Oleh: Tri Satya Putri Naipospos
Tulisan pendek di internet yang aslinya berjudul “Imagine: A world without veterinary medicine” mungkin bisa dianggap terlalu berlebihan, karena sama sulitnya kalau kita harus membayangkan dunia tanpa hewan. Sejak zaman nabi Nuh, kita sudah berbagi ruang dengan hewan di dunia dimana kita hidup. Manusia mengadakan kontak dengan hewan setiap hari. Siapapun tidak menyangkal bahwa hewan adalah bagian integral dari kehidupan kita. [1]
Dokter hewan Indonesia bersumpah dalam upacara pelantikan kelulusannya dari Fakultas Kedokteran Hewan (FKH) bahwa akan mengabdikan ilmu pengetahuan dan ketrampilan yang dimilikinya untuk kesejahteraan masyarakat melalui perbaikan mutu, peringanan penderitaan dan perlindungan hewan berlandaskan perikemanusiaan dan kasih sayang kepada hewan. [2] Tidak ada yang janggal dari sumpah tersebut, kesehatan manusia adalah tetap nilai yang paling tinggi dan logis dalam tingkatan nilai-nilai yang terkandung dalam sumpah tersebut. [3, 4]
Sejak lama buku karangan Dr Calvin Schwabe yang visioner berjudul ”Veterinary Medicine and Human Health”, dikenal luas oleh kalangan dokter hewan oleh karena konsep ”One Medicine”nya. Visi ”One Medicine” tersebut telah menginspirasi komunitas kesehatan masyarakat dalam berjuang membawa kedokteran manusia dan kedokteran hewan secara bersama-sama untuk memperbaiki kesehatan dan kesejahteraan masyarakat di seluruh dunia. Dalam dunia yang lebih didominasi oleh manusia, Dr. Schwabe juga mengatakan dalam bukunya bahwa kesehatan dan kesejahteraan manusia menjadi paling utama dan menentukan aras penting bagi profesi kedokteran hewan untuk berkembang lebih baik di masa depan. [4, 5]
Sejarah kedokteran hewan
Penyakit hewan dan pengobatannya telah memainkan peran kritis sepanjang sejarah dengan dokumentasi terlama yang pernah diketahui adalah pada 1900 B.C. Kata ”veterinarian” (dalam bahasa Indonesia, berarti dokter hewan) mulai digunakan pada 1646 dan ini berarti 115 tahun sebelum pendidikan kedokteran hewan formal pertama dimulai. [9]
Fakultas Kedokteran Hewan (FKH) yang pertama di dunia didirikan di kota Lyon, Perancis pada 1761, diikuti dengan berdirinya Sekolah Kedokteran Hewan Alfort, dekat Paris, pada 1764. Keduanya dirintis oleh seorang berkebangsaan Perancis bernama Claude Bourgelat yang berhasil membujuk Raja Perancis Louis XV tentang diperlukannya pendidikan keahlian untuk mengobati penyakit hewan. Ini berarti tahun 2011 menandai peringatan 250 tahun didirikannya pendidikan kedokteran hewan pertama di dunia. [9, 13]
Dengan mendirikan lembaga pendidikan kedokteran hewan pertama tersebut, Bourgelat sekaligus menciptakan profesi dokter hewan itu sendiri. Jadi, tahun 2011 adalah juga menandai peringatan 250 tahun profesi kedokteran hewan di dunia.
Bourgelat adalah juga ilmuwan yang pertama kali berani menyarankan bahwa dengan mempelajari biologi dan patologi hewan dapat membantu pemahaman tentang biologi dan patologi manusia. Dengan demikian tahun 2011 adalah juga peringatan 250 tahun konsep biopatologi perbandingan (comparative biopathology), dimana tanpa konsep ini ilmu kedokteran moderen tidak akan pernah muncul. [9]

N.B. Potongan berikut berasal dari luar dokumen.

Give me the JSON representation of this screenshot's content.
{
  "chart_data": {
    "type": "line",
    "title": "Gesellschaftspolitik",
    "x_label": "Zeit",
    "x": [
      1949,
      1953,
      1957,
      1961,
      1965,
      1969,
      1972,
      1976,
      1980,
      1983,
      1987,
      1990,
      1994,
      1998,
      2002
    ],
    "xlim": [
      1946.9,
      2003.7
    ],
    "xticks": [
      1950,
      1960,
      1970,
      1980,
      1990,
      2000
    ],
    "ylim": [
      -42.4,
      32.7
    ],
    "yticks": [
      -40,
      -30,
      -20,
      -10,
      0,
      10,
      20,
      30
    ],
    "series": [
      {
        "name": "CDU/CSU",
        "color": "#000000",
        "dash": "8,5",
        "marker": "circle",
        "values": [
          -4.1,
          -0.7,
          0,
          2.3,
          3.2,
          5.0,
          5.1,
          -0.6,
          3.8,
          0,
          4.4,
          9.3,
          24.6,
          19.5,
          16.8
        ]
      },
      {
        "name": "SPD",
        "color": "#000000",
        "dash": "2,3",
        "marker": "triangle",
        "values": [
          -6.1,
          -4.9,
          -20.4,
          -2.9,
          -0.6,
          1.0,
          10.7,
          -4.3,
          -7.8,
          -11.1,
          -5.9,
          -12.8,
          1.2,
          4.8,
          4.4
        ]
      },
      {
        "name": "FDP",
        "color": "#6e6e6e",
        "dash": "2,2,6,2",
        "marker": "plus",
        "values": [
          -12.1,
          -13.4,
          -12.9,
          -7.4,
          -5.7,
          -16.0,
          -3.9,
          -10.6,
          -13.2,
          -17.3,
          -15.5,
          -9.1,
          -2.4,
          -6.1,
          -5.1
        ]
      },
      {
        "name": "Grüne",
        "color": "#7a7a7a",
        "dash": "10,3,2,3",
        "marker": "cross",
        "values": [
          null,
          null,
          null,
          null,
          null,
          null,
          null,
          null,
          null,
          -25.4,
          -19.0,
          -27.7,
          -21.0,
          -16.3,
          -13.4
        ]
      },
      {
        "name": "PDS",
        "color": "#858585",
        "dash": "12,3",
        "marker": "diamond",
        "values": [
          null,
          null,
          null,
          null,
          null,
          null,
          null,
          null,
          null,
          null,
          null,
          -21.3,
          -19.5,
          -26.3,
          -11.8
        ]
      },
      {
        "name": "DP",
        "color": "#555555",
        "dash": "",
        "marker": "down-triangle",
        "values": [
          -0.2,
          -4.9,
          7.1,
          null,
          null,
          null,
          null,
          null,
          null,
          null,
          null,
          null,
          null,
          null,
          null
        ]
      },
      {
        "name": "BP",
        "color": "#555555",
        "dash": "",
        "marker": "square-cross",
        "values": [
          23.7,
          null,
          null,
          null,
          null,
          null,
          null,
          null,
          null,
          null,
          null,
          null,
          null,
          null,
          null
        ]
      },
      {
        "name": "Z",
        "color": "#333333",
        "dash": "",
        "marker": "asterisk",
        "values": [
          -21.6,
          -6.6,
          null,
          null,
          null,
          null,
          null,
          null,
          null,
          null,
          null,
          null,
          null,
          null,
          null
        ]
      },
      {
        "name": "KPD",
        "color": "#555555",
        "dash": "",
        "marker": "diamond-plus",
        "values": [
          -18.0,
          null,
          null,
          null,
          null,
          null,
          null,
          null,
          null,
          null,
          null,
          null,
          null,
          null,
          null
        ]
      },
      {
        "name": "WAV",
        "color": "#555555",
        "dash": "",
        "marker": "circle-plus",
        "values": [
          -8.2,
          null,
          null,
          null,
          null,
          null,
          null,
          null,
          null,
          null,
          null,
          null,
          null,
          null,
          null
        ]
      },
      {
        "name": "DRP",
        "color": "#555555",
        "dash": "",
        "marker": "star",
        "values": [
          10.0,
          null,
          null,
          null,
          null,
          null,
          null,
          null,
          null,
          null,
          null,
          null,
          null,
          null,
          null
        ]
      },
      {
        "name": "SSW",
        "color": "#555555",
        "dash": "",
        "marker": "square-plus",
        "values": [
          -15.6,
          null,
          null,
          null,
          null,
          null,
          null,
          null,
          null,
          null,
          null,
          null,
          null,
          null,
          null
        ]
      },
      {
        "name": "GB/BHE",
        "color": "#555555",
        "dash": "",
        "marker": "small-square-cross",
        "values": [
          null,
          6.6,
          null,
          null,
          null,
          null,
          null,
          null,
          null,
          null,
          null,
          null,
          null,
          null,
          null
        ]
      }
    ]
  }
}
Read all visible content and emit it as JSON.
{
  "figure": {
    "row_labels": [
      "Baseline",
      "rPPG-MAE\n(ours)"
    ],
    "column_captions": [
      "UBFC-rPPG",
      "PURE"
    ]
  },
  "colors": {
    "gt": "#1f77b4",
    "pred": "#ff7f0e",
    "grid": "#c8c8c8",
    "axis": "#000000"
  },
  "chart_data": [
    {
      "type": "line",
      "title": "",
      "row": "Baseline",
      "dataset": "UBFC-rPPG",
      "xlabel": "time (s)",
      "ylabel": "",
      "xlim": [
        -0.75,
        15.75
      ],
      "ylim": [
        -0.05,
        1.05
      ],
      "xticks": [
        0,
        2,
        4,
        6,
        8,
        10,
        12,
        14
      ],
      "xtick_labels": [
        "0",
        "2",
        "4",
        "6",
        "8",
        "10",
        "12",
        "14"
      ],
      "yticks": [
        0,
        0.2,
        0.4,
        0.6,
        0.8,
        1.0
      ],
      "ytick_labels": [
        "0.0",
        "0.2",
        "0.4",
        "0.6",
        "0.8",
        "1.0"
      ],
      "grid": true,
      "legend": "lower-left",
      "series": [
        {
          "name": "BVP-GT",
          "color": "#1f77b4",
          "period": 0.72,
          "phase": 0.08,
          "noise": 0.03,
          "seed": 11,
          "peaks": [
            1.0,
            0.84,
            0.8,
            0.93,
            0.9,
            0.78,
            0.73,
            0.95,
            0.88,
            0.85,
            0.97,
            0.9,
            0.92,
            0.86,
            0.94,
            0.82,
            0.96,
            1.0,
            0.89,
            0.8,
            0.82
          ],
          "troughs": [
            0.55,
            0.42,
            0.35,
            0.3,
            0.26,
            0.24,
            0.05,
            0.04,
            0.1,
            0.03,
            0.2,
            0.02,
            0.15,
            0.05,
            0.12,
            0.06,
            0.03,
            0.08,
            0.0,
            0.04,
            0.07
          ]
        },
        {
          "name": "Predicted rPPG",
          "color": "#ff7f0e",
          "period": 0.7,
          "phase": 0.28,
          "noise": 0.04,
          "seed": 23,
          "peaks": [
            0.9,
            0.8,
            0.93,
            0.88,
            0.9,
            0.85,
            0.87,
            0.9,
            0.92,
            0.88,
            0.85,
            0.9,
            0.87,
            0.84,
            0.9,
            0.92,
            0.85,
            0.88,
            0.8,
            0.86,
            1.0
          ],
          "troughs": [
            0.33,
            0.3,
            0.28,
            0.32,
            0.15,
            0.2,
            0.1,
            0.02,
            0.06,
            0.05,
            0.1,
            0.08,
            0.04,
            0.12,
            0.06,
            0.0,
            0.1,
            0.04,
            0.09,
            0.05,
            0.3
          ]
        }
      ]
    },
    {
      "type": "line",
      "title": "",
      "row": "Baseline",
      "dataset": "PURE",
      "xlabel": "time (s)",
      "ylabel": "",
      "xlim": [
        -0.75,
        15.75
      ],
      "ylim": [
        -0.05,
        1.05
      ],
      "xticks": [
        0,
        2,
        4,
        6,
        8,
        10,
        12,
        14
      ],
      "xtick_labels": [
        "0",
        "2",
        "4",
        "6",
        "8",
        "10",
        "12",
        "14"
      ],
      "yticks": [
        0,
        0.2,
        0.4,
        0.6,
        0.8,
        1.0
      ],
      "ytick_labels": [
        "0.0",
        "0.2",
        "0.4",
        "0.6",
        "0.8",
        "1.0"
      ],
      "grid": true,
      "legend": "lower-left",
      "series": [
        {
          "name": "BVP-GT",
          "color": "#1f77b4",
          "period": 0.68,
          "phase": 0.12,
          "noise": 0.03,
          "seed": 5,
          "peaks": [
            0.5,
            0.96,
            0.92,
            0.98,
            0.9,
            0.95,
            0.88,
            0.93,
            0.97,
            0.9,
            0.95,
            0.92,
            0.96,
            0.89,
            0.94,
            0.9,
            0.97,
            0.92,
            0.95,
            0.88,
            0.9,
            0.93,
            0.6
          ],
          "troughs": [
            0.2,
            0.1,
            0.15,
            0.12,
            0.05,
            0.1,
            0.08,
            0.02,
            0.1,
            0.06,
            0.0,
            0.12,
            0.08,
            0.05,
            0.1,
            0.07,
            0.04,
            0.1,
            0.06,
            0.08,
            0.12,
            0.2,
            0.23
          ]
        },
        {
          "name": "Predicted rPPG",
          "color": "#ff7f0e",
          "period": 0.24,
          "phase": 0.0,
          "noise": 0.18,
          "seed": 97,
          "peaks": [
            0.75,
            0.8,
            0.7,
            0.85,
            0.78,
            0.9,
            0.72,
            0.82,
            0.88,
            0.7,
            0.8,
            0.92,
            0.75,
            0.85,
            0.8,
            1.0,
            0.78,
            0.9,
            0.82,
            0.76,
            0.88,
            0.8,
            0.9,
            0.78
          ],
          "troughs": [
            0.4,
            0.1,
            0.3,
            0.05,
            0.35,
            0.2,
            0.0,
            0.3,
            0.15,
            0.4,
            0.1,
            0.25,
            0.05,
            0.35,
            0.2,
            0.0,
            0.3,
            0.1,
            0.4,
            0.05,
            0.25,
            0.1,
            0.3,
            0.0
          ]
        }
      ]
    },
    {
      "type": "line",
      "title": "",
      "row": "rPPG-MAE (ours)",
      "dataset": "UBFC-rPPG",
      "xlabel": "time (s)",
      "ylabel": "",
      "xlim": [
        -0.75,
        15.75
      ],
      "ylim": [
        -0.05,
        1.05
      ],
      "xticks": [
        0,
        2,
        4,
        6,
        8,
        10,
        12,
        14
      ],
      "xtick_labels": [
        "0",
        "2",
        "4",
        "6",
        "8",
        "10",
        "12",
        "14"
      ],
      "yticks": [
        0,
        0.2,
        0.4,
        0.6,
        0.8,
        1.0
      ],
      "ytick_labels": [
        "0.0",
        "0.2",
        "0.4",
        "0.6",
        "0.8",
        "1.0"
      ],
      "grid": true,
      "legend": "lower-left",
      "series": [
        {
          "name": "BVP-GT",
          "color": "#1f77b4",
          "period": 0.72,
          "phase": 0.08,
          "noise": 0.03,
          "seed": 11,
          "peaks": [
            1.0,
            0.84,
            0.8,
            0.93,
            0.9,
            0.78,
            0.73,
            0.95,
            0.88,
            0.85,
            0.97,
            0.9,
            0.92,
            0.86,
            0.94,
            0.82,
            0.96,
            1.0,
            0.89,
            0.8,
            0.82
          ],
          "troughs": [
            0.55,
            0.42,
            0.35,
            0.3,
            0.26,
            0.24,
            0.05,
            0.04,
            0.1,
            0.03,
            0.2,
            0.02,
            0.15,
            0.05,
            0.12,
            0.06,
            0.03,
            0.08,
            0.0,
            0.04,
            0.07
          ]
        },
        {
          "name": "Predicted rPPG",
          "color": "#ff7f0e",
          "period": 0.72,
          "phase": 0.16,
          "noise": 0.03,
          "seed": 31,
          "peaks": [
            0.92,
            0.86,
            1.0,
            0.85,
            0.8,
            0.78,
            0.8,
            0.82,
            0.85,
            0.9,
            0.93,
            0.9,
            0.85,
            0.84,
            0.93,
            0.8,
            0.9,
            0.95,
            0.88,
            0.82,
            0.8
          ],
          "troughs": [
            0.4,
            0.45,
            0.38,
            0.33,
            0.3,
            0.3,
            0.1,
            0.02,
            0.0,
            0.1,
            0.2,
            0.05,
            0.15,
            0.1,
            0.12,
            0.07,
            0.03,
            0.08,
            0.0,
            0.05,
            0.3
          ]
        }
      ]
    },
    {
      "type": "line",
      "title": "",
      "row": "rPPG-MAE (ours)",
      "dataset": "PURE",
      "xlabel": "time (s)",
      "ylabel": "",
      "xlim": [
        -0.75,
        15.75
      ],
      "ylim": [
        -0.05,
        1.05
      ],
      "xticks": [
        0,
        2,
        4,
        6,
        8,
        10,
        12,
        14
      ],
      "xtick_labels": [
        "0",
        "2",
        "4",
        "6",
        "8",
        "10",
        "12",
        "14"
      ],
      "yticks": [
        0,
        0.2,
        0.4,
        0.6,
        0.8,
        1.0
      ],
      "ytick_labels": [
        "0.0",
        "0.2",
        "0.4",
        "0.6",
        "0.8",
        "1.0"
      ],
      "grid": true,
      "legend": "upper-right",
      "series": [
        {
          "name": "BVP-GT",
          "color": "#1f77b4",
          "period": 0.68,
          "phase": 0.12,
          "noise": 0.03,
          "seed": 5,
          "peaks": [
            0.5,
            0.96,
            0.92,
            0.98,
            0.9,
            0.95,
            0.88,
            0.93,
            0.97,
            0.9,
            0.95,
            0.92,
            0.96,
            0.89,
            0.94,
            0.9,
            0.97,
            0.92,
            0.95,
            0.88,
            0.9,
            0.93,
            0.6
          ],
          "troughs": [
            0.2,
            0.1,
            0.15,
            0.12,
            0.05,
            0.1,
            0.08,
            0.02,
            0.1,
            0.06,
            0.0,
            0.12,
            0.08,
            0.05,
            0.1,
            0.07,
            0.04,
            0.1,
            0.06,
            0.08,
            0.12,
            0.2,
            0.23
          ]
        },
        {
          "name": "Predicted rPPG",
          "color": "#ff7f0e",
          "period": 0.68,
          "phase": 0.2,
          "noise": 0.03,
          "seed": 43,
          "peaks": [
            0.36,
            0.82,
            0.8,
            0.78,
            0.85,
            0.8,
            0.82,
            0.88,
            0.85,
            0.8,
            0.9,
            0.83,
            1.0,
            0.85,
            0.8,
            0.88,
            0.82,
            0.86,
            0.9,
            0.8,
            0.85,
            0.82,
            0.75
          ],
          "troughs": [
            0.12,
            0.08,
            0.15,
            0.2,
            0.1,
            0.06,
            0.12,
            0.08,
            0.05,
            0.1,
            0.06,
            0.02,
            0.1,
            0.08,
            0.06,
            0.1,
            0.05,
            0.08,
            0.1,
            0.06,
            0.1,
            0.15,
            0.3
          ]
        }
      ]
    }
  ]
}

Untuk memperingati 250 tahun profesi kedokteran hewan bekerja melayani dunia dalam memperbaiki kesehatan hewan dan manusia, maka diprakarsailah apa yang disebut: “World Veterinary Year” atau Vet2011. Prakarsa ini dilakukan oleh World Organization for Animal Health (Office International des Epizooties/OIE) bersama-sama dengan organisasi-organisasi veteriner di Perancis dan didukung oleh World Veterinary Association (WVA), European Commission (Directorate General for Health and Consumer Policy/DG Sanco), United Nations Educational, Scientific and Cultural Organization (UNESCO), World Health Organization (WHO), dan Food and Agriculture Organization (FAO).
Slogan yang diadopsi untuk Vet2011 adalah: “Vet for health, Vet for food, Vet fot the planet!”. Ini merupakan satu moto yang mengingatkan dunia tentang semua peran penting yang dimainkan oleh dokter hewan dalam melindungi kesehatan manusia dan hewan, meningkatkan ketahanan pangan dan memproteksi lingkungan. [9, 12]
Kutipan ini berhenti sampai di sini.